BOOK IT: Timbuktu allows travellers to add La Clé Villas to any of its itineraries, from £330pp per night. timbuktutravel.com
A vast green lung in the middle of the city, the ‘Nelly’ is a marshmallow pink oasis set in nine acres of beautiful gardens dotted with sculptures and local wildfowl, and crawling with white roses and floribunda hibiscus trees; there are two swimming pools (one adults only), tennis courts and magnificent views of Table Mountain from some of its 196 rooms. It feels more like a country club than a city hotel thanks to its English afternoon tea on the terrace that rivals that of the Ritz (better weather guaranteed and you should try their Tea Sommelier experience; who knew there was so much to know about the humble cuppa?) and its overwhelming sense of space.
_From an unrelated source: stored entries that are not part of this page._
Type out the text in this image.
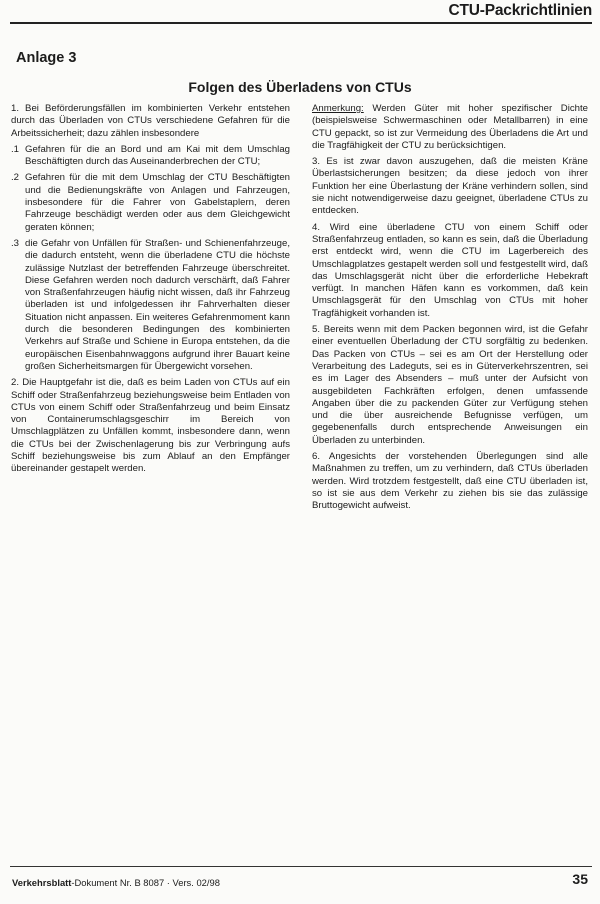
CTU-Packrichtlinien
Anlage 3
Folgen des Überladens von CTUs

1. Bei Beförderungsfällen im kombinierten Verkehr entstehen durch das Überladen von CTUs verschiedene Gefahren für die Arbeitssicherheit; dazu zählen insbesondere

.1 Gefahren für die an Bord und am Kai mit dem Umschlag Beschäftigten durch das Auseinanderbrechen der CTU;
.2 Gefahren für die mit dem Umschlag der CTU Beschäftigten und die Bedienungskräfte von Anlagen und Fahrzeugen, insbesondere für die Fahrer von Gabelstaplern, deren Fahrzeuge beschädigt werden oder aus dem Gleichgewicht geraten können;
.3 die Gefahr von Unfällen für Straßen- und Schienenfahrzeuge, die dadurch entsteht, wenn die überladene CTU die höchste zulässige Nutzlast der betreffenden Fahrzeuge überschreitet. Diese Gefahren werden noch dadurch verschärft, daß Fahrer von Straßenfahrzeugen häufig nicht wissen, daß ihr Fahrzeug überladen ist und infolgedessen ihr Fahrverhalten dieser Situation nicht anpassen. Ein weiteres Gefahrenmoment kann durch die besonderen Bedingungen des kombinierten Verkehrs auf Straße und Schiene in Europa entstehen, da die europäischen Eisenbahnwaggons aufgrund ihrer Bauart keine großen Sicherheitsmargen für Übergewicht vorsehen.

2. Die Hauptgefahr ist die, daß es beim Laden von CTUs auf ein Schiff oder Straßenfahrzeug beziehungsweise beim Entladen von CTUs von einem Schiff oder Straßenfahrzeug und beim Einsatz von Containerumschlagsgeschirr im Bereich von Umschlagplätzen zu Unfällen kommt, insbesondere dann, wenn die CTUs bei der Zwischenlagerung bis zur Verbringung aufs Schiff beziehungsweise bis zum Ablauf an den Empfänger übereinander gestapelt werden.

Anmerkung: Werden Güter mit hoher spezifischer Dichte (beispielsweise Schwermaschinen oder Metallbarren) in eine CTU gepackt, so ist zur Vermeidung des Überladens die Art und die Tragfähigkeit der CTU zu berücksichtigen.

3. Es ist zwar davon auszugehen, daß die meisten Kräne Überlastsicherungen besitzen; da diese jedoch von ihrer Funktion her eine Überlastung der Kräne verhindern sollen, sind sie nicht notwendigerweise dazu geeignet, überladene CTUs zu entdecken.

4. Wird eine überladene CTU von einem Schiff oder Straßenfahrzeug entladen, so kann es sein, daß die Überladung erst entdeckt wird, wenn die CTU im Lagerbereich des Umschlagplatzes gestapelt werden soll und festgestellt wird, daß das Umschlagsgerät nicht über die erforderliche Hebekraft verfügt. In manchen Häfen kann es vorkommen, daß kein Umschlagsgerät für den Umschlag von CTUs mit hoher Tragfähigkeit vorhanden ist.

5. Bereits wenn mit dem Packen begonnen wird, ist die Gefahr einer eventuellen Überladung der CTU sorgfältig zu bedenken. Das Packen von CTUs – sei es am Ort der Herstellung oder Verarbeitung des Ladeguts, sei es in Güterverkehrszentren, sei es im Lager des Absenders – muß unter der Aufsicht von ausgebildeten Fachkräften erfolgen, denen umfassende Angaben über die zu packenden Güter zur Verfügung stehen und die über ausreichende Befugnisse verfügen, um gegebenenfalls durch entsprechende Anweisungen ein Überladen zu unterbinden.

6. Angesichts der vorstehenden Überlegungen sind alle Maßnahmen zu treffen, um zu verhindern, daß CTUs überladen werden. Wird trotzdem festgestellt, daß eine CTU überladen ist, so ist sie aus dem Verkehr zu ziehen bis sie das zulässige Bruttogewicht aufweist.

Verkehrsblatt-Dokument Nr. B 8087 · Vers. 02/98	35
For something stronger, take a pink gin cocktail – this year, the hotel celebrates 100 years since it was daubed pink in celebration of the end of the Second World War – and soak in all that history that seeps through pretty much every nook and cranny. Wander into the Churchill Writing Room, where the former PM spent time during the Boer War as a war correspondent and then inspect the portrait of Nelson Mandela by resident artist Cyril Coetzee, who can paint your portrait too should you wish. For nearly 120 years, this gentle grande dame has attracted everyone from local movers and shakers to the world’s A-listers, drawn to its innate sense of gracious ease, an iconic background to over a century of history.